New PC Build - Making Osmfilter faster

Garry · November 11, 2022, 8:48pm

Hi, I am building a new PC as my old one is very old and things like Osmfilter and Osmosis take a long time and I do a lot of work extracting and dumping data, takes hours in some cases. I am deciding on a 5600g/32gb of ram and a m.2 3.0 PCLe hard drive. Basically my question is is it worth going with another chip that supports m.2 4.0 as the speed is twice as fast as the 3.0, will it noticeably increase the speed of Osmfilter? What will be the bottleneck?

Matija_Nalis · November 11, 2022, 11:58pm

Do you (need to) run on full planet, or are using much smaller and faster country extracts ?

Also, what is your workflow? Do you run osmfilter multiple times or do complex queries? If so, you might benefit from preprocessing step of using osmfilter --out-o5m, as the generated file is almost 10 times smaller., and run all further processing on it.

example:

% time osmfilter croatia-latest.osm --keep-nodes=lit=yes --drop-ways -o=light.osm
osmfilter croatia-latest.osm --keep-nodes=lit=yes --drop-ways -o=light.osm  22,95s user 2,23s system 99% cpu 25,184 total

% time osmfilter croatia-latest.o5m --keep-nodes=lit=yes --drop-ways -o=light2.osm
osmfilter croatia-latest.o5m --keep-nodes=lit=yes --drop-ways -o=light2.osm  4,57s user 0,80s system 99% cpu 5,368 total

you’ll notice that .o5m is 5 times faster, even when running from ramdisk. If it were on HDD (and big enough so working dataset doesn’t fit in RAM), the difference would be even bigger. Also note that 99% in CPU usage. If your time shows that it is much less CPU, that means CPU is waiting on disk to serve data to CPU, and that the disk is your bottleneck.
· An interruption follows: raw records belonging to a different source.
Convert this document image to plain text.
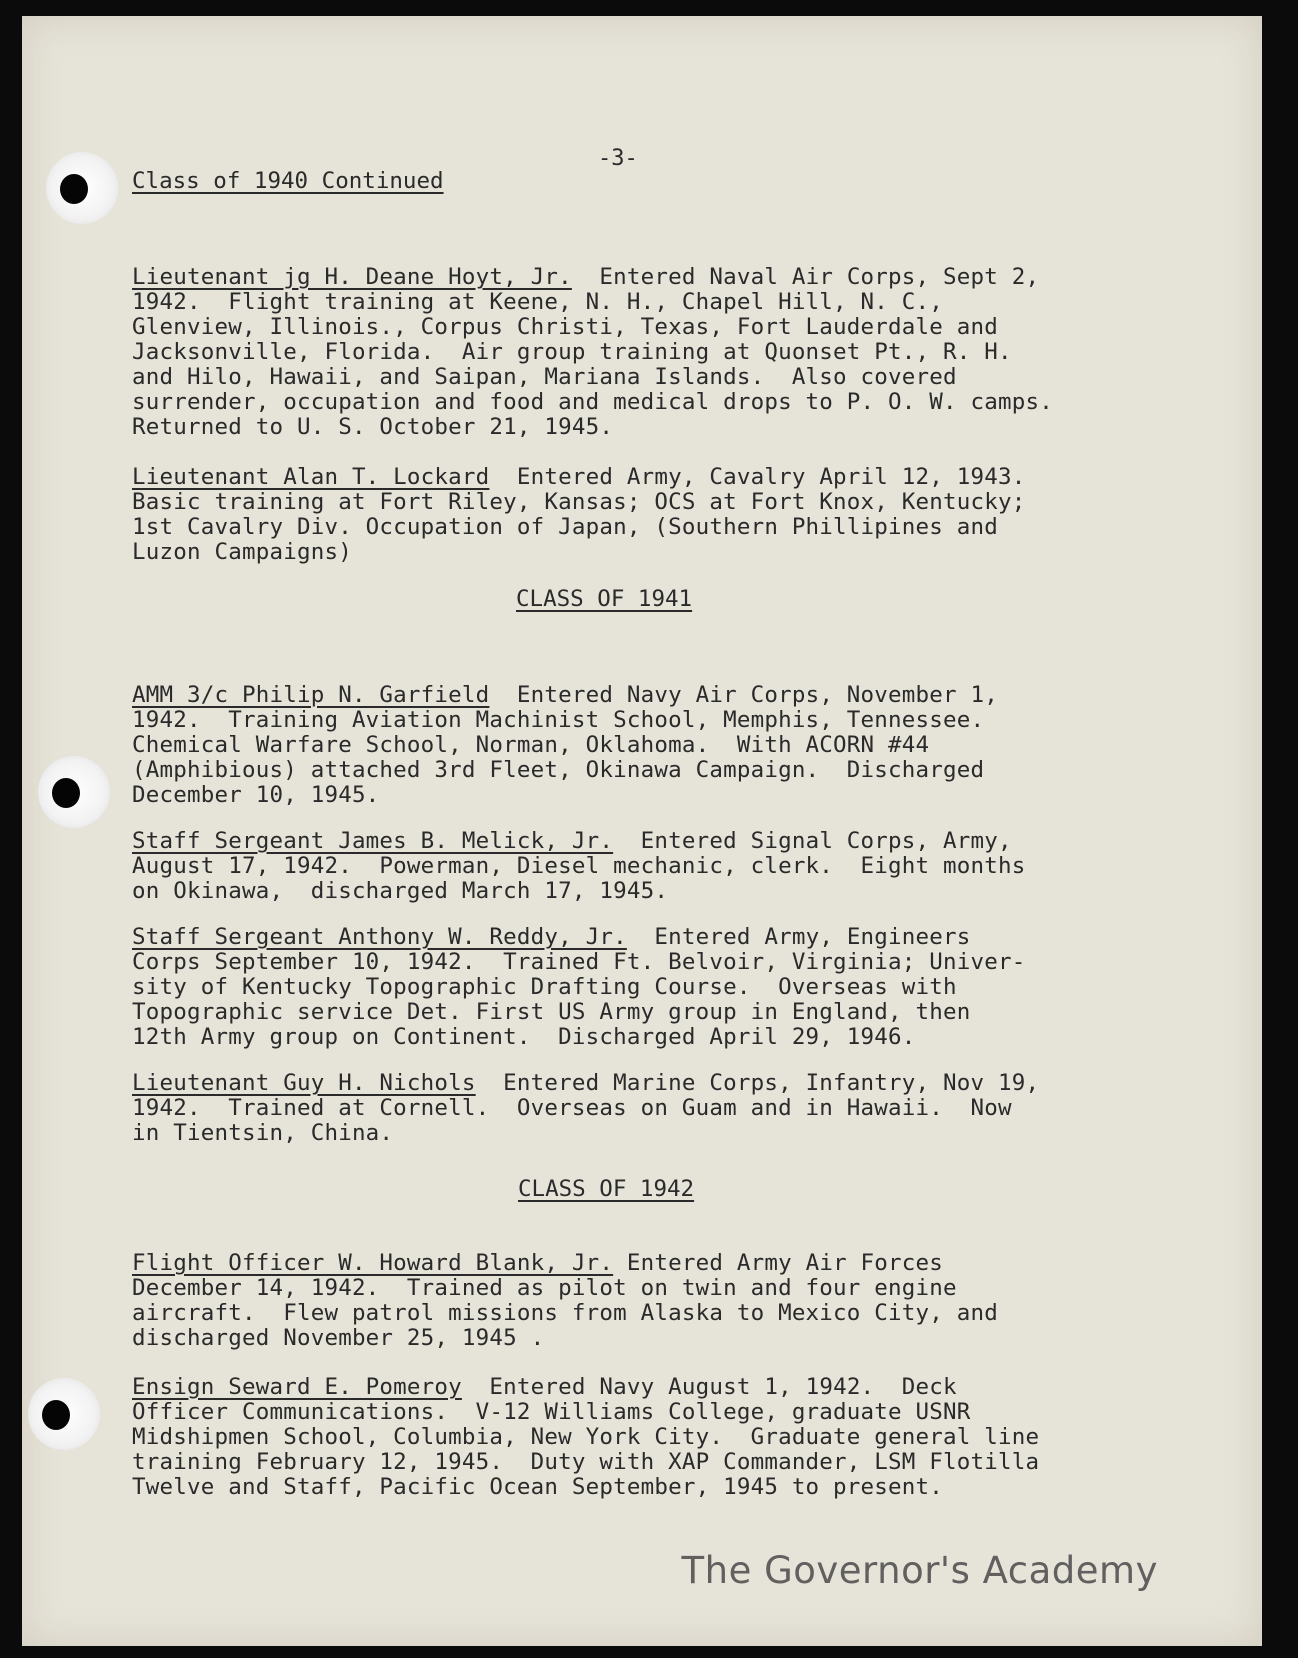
-3-
Class of 1940 Continued

Lieutenant jg H. Deane Hoyt, Jr.  Entered Naval Air Corps, Sept 2,
1942.  Flight training at Keene, N. H., Chapel Hill, N. C.,
Glenview, Illinois., Corpus Christi, Texas, Fort Lauderdale and
Jacksonville, Florida.  Air group training at Quonset Pt., R. H.
and Hilo, Hawaii, and Saipan, Mariana Islands.  Also covered
surrender, occupation and food and medical drops to P. O. W. camps.
Returned to U. S. October 21, 1945.

Lieutenant Alan T. Lockard  Entered Army, Cavalry April 12, 1943.
Basic training at Fort Riley, Kansas; OCS at Fort Knox, Kentucky;
1st Cavalry Div. Occupation of Japan, (Southern Phillipines and
Luzon Campaigns)
CLASS OF 1941

AMM 3/c Philip N. Garfield  Entered Navy Air Corps, November 1,
1942.  Training Aviation Machinist School, Memphis, Tennessee.
Chemical Warfare School, Norman, Oklahoma.  With ACORN #44
(Amphibious) attached 3rd Fleet, Okinawa Campaign.  Discharged
December 10, 1945.

Staff Sergeant James B. Melick, Jr.  Entered Signal Corps, Army,
August 17, 1942.  Powerman, Diesel mechanic, clerk.  Eight months
on Okinawa,  discharged March 17, 1945.

Staff Sergeant Anthony W. Reddy, Jr.  Entered Army, Engineers
Corps September 10, 1942.  Trained Ft. Belvoir, Virginia; Univer-
sity of Kentucky Topographic Drafting Course.  Overseas with
Topographic service Det. First US Army group in England, then
12th Army group on Continent.  Discharged April 29, 1946.

Lieutenant Guy H. Nichols  Entered Marine Corps, Infantry, Nov 19,
1942.  Trained at Cornell.  Overseas on Guam and in Hawaii.  Now
in Tientsin, China.
CLASS OF 1942

Flight Officer W. Howard Blank, Jr. Entered Army Air Forces
December 14, 1942.  Trained as pilot on twin and four engine
aircraft.  Flew patrol missions from Alaska to Mexico City, and
discharged November 25, 1945 .

Ensign Seward E. Pomeroy  Entered Navy August 1, 1942.  Deck
Officer Communications.  V-12 Williams College, graduate USNR
Midshipmen School, Columbia, New York City.  Graduate general line
training February 12, 1945.  Duty with XAP Commander, LSM Flotilla
Twelve and Staff, Pacific Ocean September, 1945 to present.
The Governor's Academy
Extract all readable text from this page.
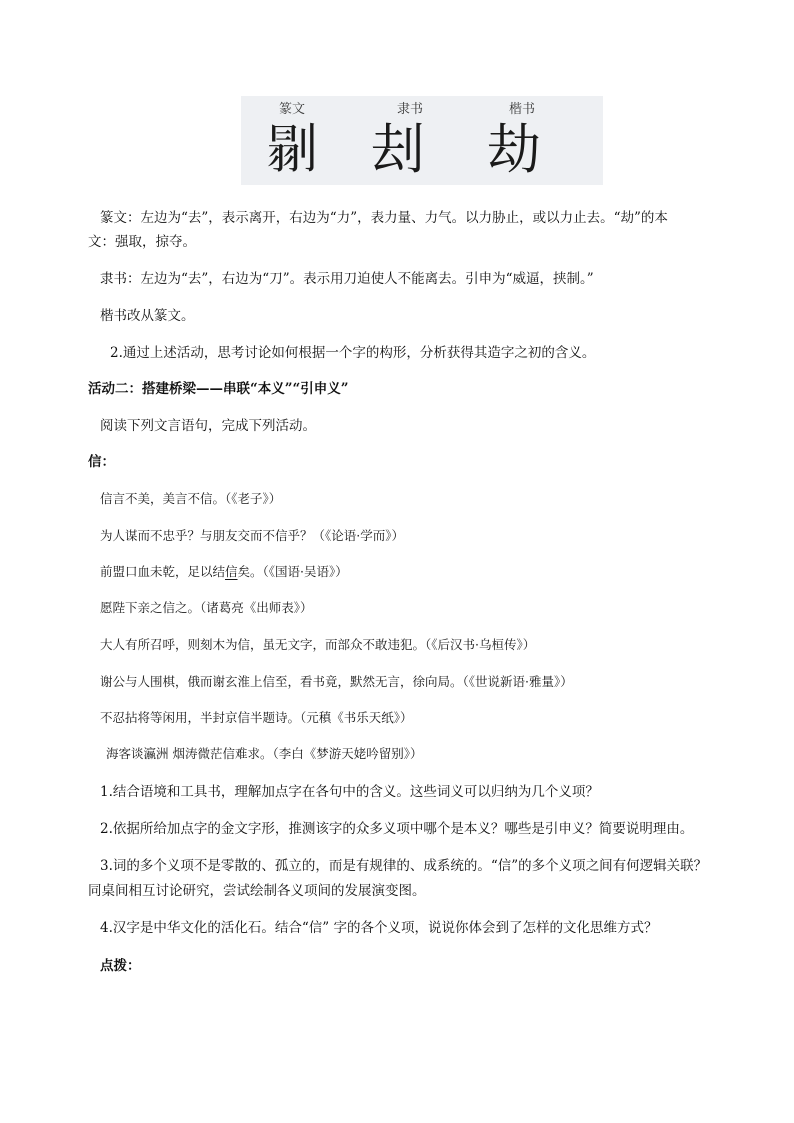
篆文	隶书	楷书
𠞈 刦 劫

篆文：左边为“去”，表示离开，右边为“力”，表力量、力气。以力胁止，或以力止去。“劫”的本

文：强取，掠夺。

隶书：左边为“去”，右边为“刀”。表示用刀迫使人不能离去。引申为“威逼，挟制。”

楷书改从篆文。

2.通过上述活动，思考讨论如何根据一个字的构形，分析获得其造字之初的含义。

活动二：搭建桥梁——串联“本义”“引申义”

阅读下列文言语句，完成下列活动。

信：
信言不美，美言不信。（《老子》）
为人谋而不忠乎？与朋友交而不信乎？（《论语·学而》）
前盟口血未乾，足以结信矣。（《国语·吴语》）
愿陛下亲之信之。（诸葛亮《出师表》）
大人有所召呼，则刻木为信，虽无文字，而部众不敢违犯。（《后汉书·乌桓传》）
谢公与人围棋，俄而谢玄淮上信至，看书竟，默然无言，徐向局。（《世说新语·雅量》）
不忍拈将等闲用，半封京信半题诗。（元稹《书乐天纸》）
海客谈瀛洲 烟涛微茫信难求。（李白《梦游天姥吟留别》）

1.结合语境和工具书，理解加点字在各句中的含义。这些词义可以归纳为几个义项？

2.依据所给加点字的金文字形，推测该字的众多义项中哪个是本义？哪些是引申义？简要说明理由。

3.词的多个义项不是零散的、孤立的，而是有规律的、成系统的。“信”的多个义项之间有何逻辑关联？

同桌间相互讨论研究，尝试绘制各义项间的发展演变图。

4.汉字是中华文化的活化石。结合“信” 字的各个义项，说说你体会到了怎样的文化思维方式？

点拨：
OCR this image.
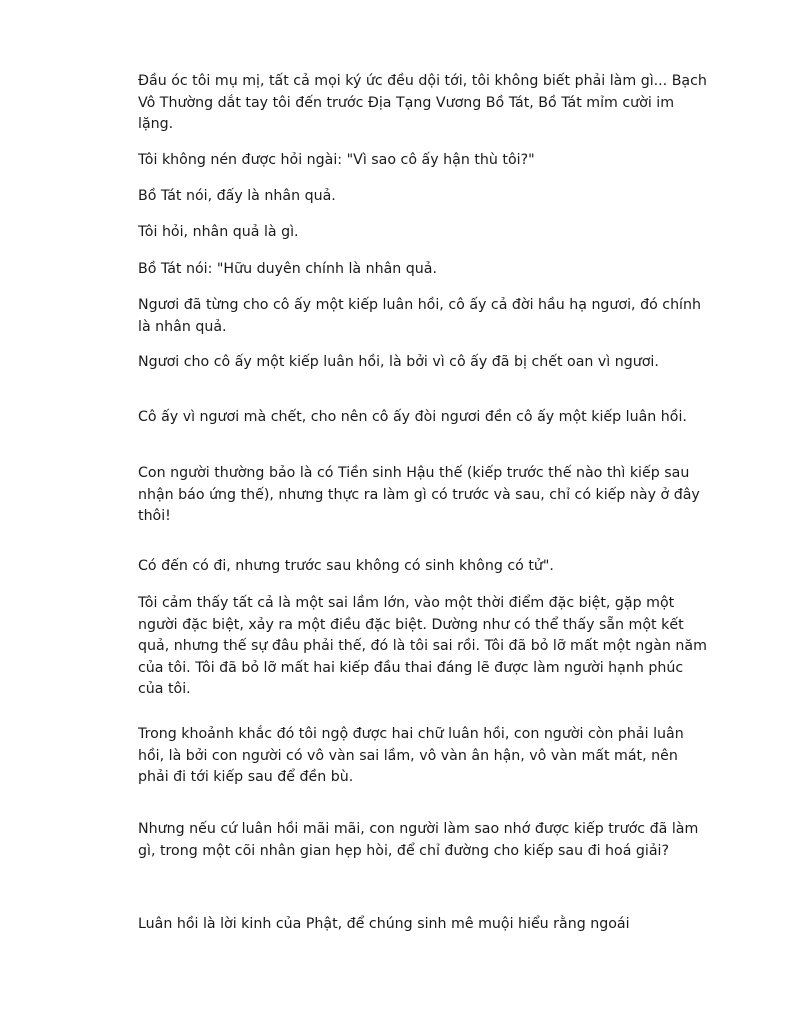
Đầu óc tôi mụ mị, tất cả mọi ký ức đều dội tới, tôi không biết phải làm gì... Bạch Vô Thường dắt tay tôi đến trước Địa Tạng Vương Bồ Tát, Bồ Tát mỉm cười im lặng.

Tôi không nén được hỏi ngài: "Vì sao cô ấy hận thù tôi?"

Bồ Tát nói, đấy là nhân quả.

Tôi hỏi, nhân quả là gì.

Bồ Tát nói: "Hữu duyên chính là nhân quả.

Ngươi đã từng cho cô ấy một kiếp luân hồi, cô ấy cả đời hầu hạ ngươi, đó chính là nhân quả.

Ngươi cho cô ấy một kiếp luân hồi, là bởi vì cô ấy đã bị chết oan vì ngươi.

Cô ấy vì ngươi mà chết, cho nên cô ấy đòi ngươi đền cô ấy một kiếp luân hồi.

Con người thường bảo là có Tiền sinh Hậu thế (kiếp trước thế nào thì kiếp sau nhận báo ứng thế), nhưng thực ra làm gì có trước và sau, chỉ có kiếp này ở đây thôi!

Có đến có đi, nhưng trước sau không có sinh không có tử".

Tôi cảm thấy tất cả là một sai lầm lớn, vào một thời điểm đặc biệt, gặp một người đặc biệt, xảy ra một điều đặc biệt. Dường như có thể thấy sẵn một kết quả, nhưng thế sự đâu phải thế, đó là tôi sai rồi. Tôi đã bỏ lỡ mất một ngàn năm của tôi. Tôi đã bỏ lỡ mất hai kiếp đầu thai đáng lẽ được làm người hạnh phúc của tôi.

Trong khoảnh khắc đó tôi ngộ được hai chữ luân hồi, con người còn phải luân hồi, là bởi con người có vô vàn sai lầm, vô vàn ân hận, vô vàn mất mát, nên phải đi tới kiếp sau để đền bù.

Nhưng nếu cứ luân hồi mãi mãi, con người làm sao nhớ được kiếp trước đã làm gì, trong một cõi nhân gian hẹp hòi, để chỉ đường cho kiếp sau đi hoá giải?

Luân hồi là lời kinh của Phật, để chúng sinh mê muội hiểu rằng ngoái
To know for which bottleneck to plan, well, you’d need to know what is the bottleneck now ? Disk I/O speed? CPU? Memory?

What I would do to determine that, is get some smaller country extract, convert it to .o5m, and store it on ramdisk (on GNU/Linux systems mkdir /tmp/ramdisk ; mount -t tmpfs -o size=8G none /tmp/ramdisk) and put the .o5m file there and run your osmfilter processings. (make sure that you don’t dedicate more memory to ramdisk than say 3/4 of system ram, or things will go bad, but use as big country extract as will fit to get more precise measurements).

The speed you get in those test is maximum you’ll ever get on that CPU. If that is not fast enough for you, you’ll definitely need faster CPU and/or smarter workflow (preprocessing to smaller datasets and operating on them, getting extracts instead of the whole planet, of finally not doing full reimport each time but learn how to work with diffs)

If when running from ramdisk it is plenty fast, then try the same thing on your HDD. If it is slow, then you need faster HDD (which usually means SSD if your osmfilter queries need a lot of seeking in file), or more RAM. More RAM is always better, as bigger part of file will get cached in RAM, which is always much faster than any disk (thus, if you can fit your whole dataset in RAM, you’ll get blazing speeds)

Anyway, if in doubt after those tests, with reasonably recent CPU I’d go primarily with SSD (cheapest one will do, as long as it is big enough) and invest the difference in more RAM.

stephan75 · November 12, 2022, 7:57am

By reading this topic I would like to ask (apart from the hardware question):

What is the most recent release of osmfilter?
Where is its recent sourcecode hosted?
Is osmfilter still under active maintenance, or any active fork?

SomeoneElse · November 12, 2022, 9:57am

Is osmfilter the best approach (for whatever you want to do) currently?

“osm-tags-transform” (using osmium internally) may be worth looking at.